Larely, while the Goblin Child has been happily riding around ON her horse, she has been saying how nice it would be to go on a trailride. I point out that she is in fact currently trailriding.
That doesn’t count of course. She wants real trails, beautiful and scenic and somewhere she has never been before.
We have two horses. Three of us. There are trails nearby. But getting there and figuring out the logistics is daunting.
Finally it occurred to me that we could manage that. Fort Robinson isn’t that far away. They offer trail rides. One of which goes up into the buttes. She could have her trail ride and I could get a bit of revenge. Don’t like riding your horse here at home? Here, how do you like these trails 😈 as we climb the steep terrifying buttes.
It rained all night long and we woke up to a cool damp morning. I was worried they wouldn’t be giving rides.
Telling the kids we had to get some shopping done I drug them out of the house. We drove through the town with the stores and out the other side. I thought they might be engrossed in their tablets and not notice where we were going. Instead they were happily looking out windows. And still never questioned that we had passed the store I had said we were going to.
Pulling up to the fort we were supprised to see a neighbor of ours get out and beat us to the ticket line. She was signing up for the next available traileride for her kids. We signed up for that one too. Plus a jeep ride to fill the time between.
The goblin Child had texted one of her friends about something completely unrelated. It was a huge surprise when the friend texted back that she was at the fort, and they, she and her family, were going to be taking the same trail ride we were!
Wow, what a small world.
We toured one of the museums. Took our jeep ride. It was very pleasantly cool in the open top jeep as we wound up the buttes. Lunch in the restaurant, buffalo for everyone! Then it was time for our ride.

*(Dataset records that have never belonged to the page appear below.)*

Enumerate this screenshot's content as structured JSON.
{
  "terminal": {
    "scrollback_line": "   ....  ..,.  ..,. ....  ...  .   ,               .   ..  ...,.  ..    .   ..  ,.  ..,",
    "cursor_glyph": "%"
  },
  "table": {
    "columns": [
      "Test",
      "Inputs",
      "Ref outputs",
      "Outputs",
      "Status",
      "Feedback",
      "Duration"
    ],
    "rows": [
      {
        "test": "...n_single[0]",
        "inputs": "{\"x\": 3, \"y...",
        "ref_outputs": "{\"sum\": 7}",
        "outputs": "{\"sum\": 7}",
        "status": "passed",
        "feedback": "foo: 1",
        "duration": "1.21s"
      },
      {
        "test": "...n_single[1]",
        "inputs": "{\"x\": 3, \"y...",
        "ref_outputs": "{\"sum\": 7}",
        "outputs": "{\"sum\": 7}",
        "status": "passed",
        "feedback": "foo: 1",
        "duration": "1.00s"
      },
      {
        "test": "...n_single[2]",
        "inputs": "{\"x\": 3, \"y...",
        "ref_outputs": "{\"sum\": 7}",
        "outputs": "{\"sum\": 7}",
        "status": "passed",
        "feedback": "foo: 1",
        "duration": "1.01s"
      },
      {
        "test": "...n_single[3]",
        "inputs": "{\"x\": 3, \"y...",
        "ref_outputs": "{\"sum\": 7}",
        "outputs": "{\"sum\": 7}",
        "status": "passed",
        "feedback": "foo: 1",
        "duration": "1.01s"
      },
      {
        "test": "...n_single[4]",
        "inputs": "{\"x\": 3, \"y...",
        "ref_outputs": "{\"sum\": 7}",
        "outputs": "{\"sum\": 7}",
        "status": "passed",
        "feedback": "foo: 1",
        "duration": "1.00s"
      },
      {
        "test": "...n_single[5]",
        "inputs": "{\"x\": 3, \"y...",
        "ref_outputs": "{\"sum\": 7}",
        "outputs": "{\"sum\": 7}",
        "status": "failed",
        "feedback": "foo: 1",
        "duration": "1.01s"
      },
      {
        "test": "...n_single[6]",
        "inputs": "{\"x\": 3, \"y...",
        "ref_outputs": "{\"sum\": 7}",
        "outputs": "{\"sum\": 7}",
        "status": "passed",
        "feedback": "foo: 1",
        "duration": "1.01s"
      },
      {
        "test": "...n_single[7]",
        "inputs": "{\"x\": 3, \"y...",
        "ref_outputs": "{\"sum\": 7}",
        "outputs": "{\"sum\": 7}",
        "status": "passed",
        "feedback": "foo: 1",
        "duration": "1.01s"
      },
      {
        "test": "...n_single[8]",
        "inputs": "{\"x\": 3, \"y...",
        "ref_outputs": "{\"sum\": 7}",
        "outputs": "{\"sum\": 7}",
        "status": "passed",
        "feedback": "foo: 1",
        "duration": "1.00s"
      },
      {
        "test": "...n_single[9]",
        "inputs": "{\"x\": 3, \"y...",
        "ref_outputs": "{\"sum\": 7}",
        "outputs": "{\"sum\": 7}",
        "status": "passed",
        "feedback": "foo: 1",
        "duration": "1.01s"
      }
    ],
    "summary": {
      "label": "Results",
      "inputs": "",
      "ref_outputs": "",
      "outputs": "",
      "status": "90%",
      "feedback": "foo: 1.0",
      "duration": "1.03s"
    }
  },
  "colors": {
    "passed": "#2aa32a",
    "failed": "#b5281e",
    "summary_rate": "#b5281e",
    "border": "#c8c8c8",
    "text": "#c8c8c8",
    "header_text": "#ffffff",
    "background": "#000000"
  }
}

The trail horses were the usual tired, bored with life, and sick of people. I got a big raw boned sorrel who came with the warning to watch him and not let him bite the horse in front. My son got a cute little bay roan, rabacino? who walked so nicely right behind. My daughter got a long lanky grey who fell in line next to her friend. They were clear in the back of the line.
We started out across the gentle rolling hills. I fell into conversation with the girl leading the ride. She was a horse girl, of course! who also loved her milk cows. We had a lot to talk about. I remembered to look back and check on the children once in awhile. Every time I did my horse took the opportunity to reach out and bite the lead horse. Then we started climbing. The trail went straight up for quite a ways. The horses panted and climbed dutifully upwards. We stopped occasionally to let them rest.
The trail was mostly wide and not terrifying. Not even to me who is terrified of heights when horseback. A couple of places got narrow on steep side hills but we all survived. It made me think how nice it was not to be riding out flabby out of shape horses. They would never have made the climb. At the very top of the butte we stopped to admire the amazing view, and let the horses breath a bit. I took the chance to get my phone out and get the few pictures I did get. My horse took the opportunity to bite the horse in front of him.
Then it was time to start down.
At first the trail was gentle, winding down along the sides of the hills. Then it took a turn straight down. Holding my breath and tensing I let my horse know how terrified I was. He stumbled a little. I forced myself to breath, deep and regular. Then made muscles relax, as much as I could. I thought about how embarrassing it would be to insist on getting off and walking. On a guided traileride. On a horse who had packed all sorts of non horse riding tourists in sandals and shorts down this same hill. That was enough to make me stay on. Each slip on a loose rock made me gasp and cling tighter to the saddle horn. Each time we brushed against a sharp yucca I was sure it would be the last straw that made him take off bucking down the hill.
Not surprisingly, we made it to the bottom without incident.
Back on the gentle rolling hills I was able to breath again. To check back on the children riding behind me. My horse too the chance to bite the horse in front of him.
We all survived the ride. My son was exhausted. All that long slow was a lot more work than zipping around on his little mare in the yard. My daughter had a great time coming up with stories with her friend. They had decided on the worst case scenario for the ride. Her story goes like this:
Your riding along on your horse and the horse gets bit by a rattle snake. That makes the horse buck. You fall off the horse, over the steep cliff we were riding along. You get impaled on a tree on the way down. A mountain lion comes along and eats your legs as you hang there. Then you catch on fire!
Luckily, none of those things happened. But think how fun if they had.
She enjoyed the ride greatly, but doesn’t think it would be worth it to work on steering her own horse so they could go do it together. It was more fun on a horse she could just sit on.